Os ministros deveriam incentivar os funcionários a trabalhar mais em casa em meio à crise energética, disse hoje um ex-chefe da BP.
O professor Nick Butler, ex-conselheiro de Gordon Brown e ex-vice-presidente da BP, disse acreditar que a Grã-Bretanha enfrentará escassez dentro de semanas, já que o Estreito de Ormuz ainda não foi totalmente reaberto.
Ele atacou os trabalhistas por serem “complacentes” e por não terem conseguido “elaborar um plano sobre o que vai ser feito” para lidar com possíveis défices porque “outros países estão a fazê-lo”.
Questionado sobre se os ministros deveriam encorajar as pessoas a trabalhar mais a partir de casa para poupar energia, ele disse: “Sim, penso que seria uma medida perfeitamente sensata”.
Ele acrescentou: ‘Aguardo com expectativa que o Governo divulgue o que irá divulgar nesta situação, que é um plano nacional de combustível de emergência.
‘Eles não fizeram isso.

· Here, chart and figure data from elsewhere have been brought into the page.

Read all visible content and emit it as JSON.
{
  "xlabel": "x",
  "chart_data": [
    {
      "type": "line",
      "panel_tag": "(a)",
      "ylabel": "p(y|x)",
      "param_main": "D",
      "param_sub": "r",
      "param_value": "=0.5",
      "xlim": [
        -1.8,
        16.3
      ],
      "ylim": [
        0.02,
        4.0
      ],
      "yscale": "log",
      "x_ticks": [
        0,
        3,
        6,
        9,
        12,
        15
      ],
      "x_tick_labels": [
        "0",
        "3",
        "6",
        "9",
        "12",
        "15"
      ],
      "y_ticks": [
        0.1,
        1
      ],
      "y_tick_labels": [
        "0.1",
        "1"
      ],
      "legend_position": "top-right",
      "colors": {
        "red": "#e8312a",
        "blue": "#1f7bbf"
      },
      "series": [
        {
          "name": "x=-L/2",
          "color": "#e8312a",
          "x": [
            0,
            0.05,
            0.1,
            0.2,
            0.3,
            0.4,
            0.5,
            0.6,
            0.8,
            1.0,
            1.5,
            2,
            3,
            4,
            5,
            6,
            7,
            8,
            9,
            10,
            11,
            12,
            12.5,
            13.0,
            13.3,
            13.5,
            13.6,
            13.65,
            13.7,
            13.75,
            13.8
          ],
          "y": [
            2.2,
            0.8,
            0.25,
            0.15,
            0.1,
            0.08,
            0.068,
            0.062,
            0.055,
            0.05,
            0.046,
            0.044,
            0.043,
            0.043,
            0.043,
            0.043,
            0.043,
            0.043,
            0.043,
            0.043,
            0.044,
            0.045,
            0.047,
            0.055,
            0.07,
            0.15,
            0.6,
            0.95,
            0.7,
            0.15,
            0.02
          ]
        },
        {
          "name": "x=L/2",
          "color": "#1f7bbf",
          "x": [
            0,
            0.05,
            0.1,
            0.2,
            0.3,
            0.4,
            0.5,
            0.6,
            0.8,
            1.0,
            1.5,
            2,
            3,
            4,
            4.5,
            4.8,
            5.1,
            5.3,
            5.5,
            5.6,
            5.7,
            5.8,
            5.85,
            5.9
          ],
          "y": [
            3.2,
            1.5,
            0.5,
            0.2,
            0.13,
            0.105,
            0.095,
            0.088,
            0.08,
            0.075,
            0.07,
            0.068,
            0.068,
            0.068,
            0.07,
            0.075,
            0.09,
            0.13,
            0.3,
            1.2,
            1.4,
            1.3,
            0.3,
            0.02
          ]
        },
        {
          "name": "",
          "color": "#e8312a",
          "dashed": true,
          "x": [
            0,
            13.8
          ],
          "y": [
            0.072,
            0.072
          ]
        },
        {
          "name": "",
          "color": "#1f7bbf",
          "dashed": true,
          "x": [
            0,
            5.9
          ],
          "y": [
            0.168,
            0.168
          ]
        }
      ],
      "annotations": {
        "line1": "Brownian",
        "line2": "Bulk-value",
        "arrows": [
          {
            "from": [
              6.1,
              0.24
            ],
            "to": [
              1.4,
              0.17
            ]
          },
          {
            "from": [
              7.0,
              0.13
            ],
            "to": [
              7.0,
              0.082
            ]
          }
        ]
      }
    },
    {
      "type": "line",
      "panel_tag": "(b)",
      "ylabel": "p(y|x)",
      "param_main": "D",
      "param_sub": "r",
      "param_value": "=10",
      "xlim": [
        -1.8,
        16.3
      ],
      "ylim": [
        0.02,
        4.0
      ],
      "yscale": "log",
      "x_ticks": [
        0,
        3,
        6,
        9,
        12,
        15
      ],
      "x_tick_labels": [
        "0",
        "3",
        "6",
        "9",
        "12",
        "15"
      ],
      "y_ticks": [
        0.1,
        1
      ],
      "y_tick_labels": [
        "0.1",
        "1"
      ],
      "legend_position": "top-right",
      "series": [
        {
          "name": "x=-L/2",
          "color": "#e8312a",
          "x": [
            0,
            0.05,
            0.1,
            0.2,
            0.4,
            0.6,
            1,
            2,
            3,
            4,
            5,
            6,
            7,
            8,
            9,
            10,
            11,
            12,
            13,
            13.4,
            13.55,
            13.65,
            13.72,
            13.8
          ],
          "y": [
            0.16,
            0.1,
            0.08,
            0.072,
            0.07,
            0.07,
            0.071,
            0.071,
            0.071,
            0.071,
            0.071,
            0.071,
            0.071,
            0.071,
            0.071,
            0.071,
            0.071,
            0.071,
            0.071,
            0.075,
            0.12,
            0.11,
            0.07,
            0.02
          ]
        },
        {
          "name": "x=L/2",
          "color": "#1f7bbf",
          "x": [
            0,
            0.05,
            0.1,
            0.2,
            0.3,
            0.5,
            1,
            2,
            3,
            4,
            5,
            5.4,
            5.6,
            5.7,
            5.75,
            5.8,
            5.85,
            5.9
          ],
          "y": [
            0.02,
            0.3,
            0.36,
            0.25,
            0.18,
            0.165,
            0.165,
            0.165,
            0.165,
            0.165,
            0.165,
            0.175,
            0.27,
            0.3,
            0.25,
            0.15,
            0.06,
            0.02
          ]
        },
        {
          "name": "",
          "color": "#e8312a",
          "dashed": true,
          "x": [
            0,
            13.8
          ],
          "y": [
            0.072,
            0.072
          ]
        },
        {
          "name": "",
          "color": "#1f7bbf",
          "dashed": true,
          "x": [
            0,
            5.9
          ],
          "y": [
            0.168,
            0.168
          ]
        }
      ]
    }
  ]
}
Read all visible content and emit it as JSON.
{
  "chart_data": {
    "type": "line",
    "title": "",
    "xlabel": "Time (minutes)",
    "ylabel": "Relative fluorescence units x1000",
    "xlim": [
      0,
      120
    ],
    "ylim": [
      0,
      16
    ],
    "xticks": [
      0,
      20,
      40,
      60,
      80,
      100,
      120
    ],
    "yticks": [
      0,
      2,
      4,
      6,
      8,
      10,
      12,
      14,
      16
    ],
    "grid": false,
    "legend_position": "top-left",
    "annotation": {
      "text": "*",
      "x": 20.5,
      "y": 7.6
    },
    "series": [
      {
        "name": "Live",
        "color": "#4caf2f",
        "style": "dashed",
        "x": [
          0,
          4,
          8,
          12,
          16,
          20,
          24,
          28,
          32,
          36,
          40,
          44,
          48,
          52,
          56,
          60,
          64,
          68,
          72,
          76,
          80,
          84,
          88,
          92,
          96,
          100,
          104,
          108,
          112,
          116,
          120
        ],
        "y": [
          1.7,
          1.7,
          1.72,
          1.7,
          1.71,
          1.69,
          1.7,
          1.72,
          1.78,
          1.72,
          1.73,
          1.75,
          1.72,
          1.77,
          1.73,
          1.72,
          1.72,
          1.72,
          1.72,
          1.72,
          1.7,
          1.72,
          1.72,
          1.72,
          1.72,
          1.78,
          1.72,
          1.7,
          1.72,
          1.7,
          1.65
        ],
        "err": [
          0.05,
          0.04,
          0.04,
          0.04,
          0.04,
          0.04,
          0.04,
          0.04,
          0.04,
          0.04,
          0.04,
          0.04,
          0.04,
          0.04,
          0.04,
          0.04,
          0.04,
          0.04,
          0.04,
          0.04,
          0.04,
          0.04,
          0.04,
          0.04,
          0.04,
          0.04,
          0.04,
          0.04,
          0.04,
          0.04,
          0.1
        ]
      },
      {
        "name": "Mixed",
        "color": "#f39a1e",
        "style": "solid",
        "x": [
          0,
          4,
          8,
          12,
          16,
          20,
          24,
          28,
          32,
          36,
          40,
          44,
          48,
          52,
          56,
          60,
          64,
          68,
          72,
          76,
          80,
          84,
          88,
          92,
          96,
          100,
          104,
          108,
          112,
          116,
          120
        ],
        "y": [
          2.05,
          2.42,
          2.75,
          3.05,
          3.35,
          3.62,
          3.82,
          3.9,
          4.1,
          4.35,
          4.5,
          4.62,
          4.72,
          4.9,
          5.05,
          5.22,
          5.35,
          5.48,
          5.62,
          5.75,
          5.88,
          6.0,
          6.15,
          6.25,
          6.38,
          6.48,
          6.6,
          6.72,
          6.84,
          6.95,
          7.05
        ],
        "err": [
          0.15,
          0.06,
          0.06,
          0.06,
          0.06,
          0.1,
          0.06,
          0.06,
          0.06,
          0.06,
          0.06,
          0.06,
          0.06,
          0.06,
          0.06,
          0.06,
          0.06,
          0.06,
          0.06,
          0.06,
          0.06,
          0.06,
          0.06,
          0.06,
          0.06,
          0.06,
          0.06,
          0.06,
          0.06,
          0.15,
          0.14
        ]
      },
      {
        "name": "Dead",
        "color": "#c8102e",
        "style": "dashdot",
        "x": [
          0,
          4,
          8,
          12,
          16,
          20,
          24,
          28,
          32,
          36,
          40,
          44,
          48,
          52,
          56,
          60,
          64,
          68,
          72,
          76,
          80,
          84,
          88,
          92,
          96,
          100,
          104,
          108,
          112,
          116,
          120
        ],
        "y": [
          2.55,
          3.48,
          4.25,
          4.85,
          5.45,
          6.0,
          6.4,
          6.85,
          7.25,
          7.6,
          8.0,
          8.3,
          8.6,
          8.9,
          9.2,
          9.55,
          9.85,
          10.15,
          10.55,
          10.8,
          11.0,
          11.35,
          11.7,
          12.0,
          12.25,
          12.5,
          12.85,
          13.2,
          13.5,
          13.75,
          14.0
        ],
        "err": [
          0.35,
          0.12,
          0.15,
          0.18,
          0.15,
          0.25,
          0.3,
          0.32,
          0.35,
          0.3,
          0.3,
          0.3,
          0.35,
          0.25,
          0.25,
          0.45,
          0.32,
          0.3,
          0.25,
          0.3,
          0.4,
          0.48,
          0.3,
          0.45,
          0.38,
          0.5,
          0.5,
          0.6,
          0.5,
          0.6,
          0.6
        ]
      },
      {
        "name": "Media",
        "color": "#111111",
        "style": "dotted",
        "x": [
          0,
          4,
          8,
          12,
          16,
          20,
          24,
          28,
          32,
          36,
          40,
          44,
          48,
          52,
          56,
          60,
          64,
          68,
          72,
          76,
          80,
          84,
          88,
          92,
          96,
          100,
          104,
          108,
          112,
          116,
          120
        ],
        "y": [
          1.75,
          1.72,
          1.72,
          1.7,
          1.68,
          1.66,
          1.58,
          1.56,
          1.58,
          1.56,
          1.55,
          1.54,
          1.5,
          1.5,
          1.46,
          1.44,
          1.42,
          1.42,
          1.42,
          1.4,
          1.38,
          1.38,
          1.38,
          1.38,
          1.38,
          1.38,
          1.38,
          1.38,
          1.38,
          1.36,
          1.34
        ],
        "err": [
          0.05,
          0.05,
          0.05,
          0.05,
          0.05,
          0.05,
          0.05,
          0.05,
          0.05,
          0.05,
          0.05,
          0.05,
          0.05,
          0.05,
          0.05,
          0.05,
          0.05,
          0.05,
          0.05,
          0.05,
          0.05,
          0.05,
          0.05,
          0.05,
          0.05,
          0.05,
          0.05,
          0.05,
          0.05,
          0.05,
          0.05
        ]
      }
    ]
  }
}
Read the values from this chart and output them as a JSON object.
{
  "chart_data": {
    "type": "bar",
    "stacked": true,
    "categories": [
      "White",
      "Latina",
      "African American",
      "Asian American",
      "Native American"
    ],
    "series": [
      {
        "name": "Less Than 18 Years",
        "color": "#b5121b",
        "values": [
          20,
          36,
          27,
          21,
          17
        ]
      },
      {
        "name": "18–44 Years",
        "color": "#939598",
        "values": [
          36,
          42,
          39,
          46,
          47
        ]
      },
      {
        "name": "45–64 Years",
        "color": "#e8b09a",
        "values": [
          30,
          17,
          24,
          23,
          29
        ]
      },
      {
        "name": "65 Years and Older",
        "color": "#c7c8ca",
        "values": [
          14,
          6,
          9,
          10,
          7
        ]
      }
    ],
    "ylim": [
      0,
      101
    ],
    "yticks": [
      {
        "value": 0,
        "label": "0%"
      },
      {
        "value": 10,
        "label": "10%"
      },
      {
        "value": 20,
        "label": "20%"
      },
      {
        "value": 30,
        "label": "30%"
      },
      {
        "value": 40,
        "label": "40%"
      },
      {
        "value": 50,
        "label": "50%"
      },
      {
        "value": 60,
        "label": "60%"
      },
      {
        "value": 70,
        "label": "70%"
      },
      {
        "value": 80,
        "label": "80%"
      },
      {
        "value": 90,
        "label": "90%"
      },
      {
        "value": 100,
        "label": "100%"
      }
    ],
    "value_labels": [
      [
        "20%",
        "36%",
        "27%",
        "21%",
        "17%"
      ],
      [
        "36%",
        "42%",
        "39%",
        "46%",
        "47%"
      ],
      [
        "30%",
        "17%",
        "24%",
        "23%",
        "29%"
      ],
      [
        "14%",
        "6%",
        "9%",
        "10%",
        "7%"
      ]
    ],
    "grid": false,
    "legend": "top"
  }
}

Eles odeiam a palavra racionamento, e acho que você está certo, não entre em pânico.
‘Mas acho que fazer um plano sobre o que será feito para evitar o pânico nas compras.’
O professor Nick Butler, ex-conselheiro de Gordon Brown e ex-vice-presidente da BP, disse acreditar que a Grã-Bretanha enfrentará uma crise energética no final deste mês ou em maio.
Em comparação com o preço médio na bomba antes do início do conflito, em 28 de Fevereiro, custa agora 14 libras mais caro para encher um depósito típico de 55 litros num carro familiar com gasolina e 27 libras para gasóleo.
Apesar do conflito ter desorganizado as cadeias de abastecimento de petróleo, o RAC disse acreditar que os preços nas bombas deverão descer nas próximas semanas, uma vez que os preços grossistas do gasóleo e da gasolina caíram nos últimos dias.
Ele também sugeriu que os preços na bomba poderiam subir ainda mais no futuro porque o estreito, através do qual passa um quinto do petróleo mundial, ainda está efectivamente fechado.
Falando à Times Radio, ele disse: ‘Já tivemos seis semanas em que nenhum navio-tanque passou por Ormuz.
“Estes petroleiros demoram semanas a chegar ao seu destino e agora estamos a ficar sem petroleiros que partiram antes do início da guerra.
‘Portanto, agora haverá uma lacuna real na oferta. Penso que o chefe da Shell disse isto há algumas semanas, e penso que ele tinha toda a razão, que a verdadeira crise para a Grã-Bretanha e a Europa surgirá no final de Abril e no início de Maio, quando a escassez real se traduzirá tanto em escassez física como em aumentos acentuados dos preços.
“Acho que ainda não vimos o impacto total dessa perda de oferta nos preços.
“Acho que 230, 240 navios estão presos na baía e nenhum está entrando agora. Portanto, haverá um déficit crescente nos próximos meses”.
Os chefes da indústria expressaram reservadamente preocupação com a possível escassez de diesel e combustível de aviação no próximo mês ou depois, se o estreito permanecer fechado.
Mas, para ser uma notícia melhor para os condutores, apesar da desordem na cadeia de abastecimento de petróleo, o RAC disse acreditar que os preços na bomba podem descer nas próximas semanas, uma vez que os preços grossistas do gasóleo e da gasolina caíram nos últimos dias.
Se os varejistas tratarem os motoristas de maneira justa, o pagamento deverá ser feito na bomba.
Os seus dados mostraram que os preços na bomba pararam de aumentar pela primeira vez em mais de 40 dias, depois de os preços médios do gasóleo terem disparado quase 35% e da gasolina, 26%.
O guru de combustível do Motoring Group, Simon Williams, disse: ‘Após 43 dias de aumento, os preços nas bombas finalmente parecem ter parado de subir, com a gasolina subindo 25,5pa por litro para 158,3p e o diesel subindo 49p para 191,54p.
«Os custos grossistas do combustível são agora significativamente mais baixos do que no início do mês, pelo que os preços nos postos de abastecimento deverão começar a cair. Do jeito que as coisas estão, esperamos que os preços da gasolina e do diesel caiam alguns centavos por litro na próxima semana.
Em comparação com o preço médio na bomba antes do início do conflito, em 28 de Fevereiro, é agora mais caro encher um depósito típico de 55 litros num carro familiar com gasolina e 27 libras para gasóleo.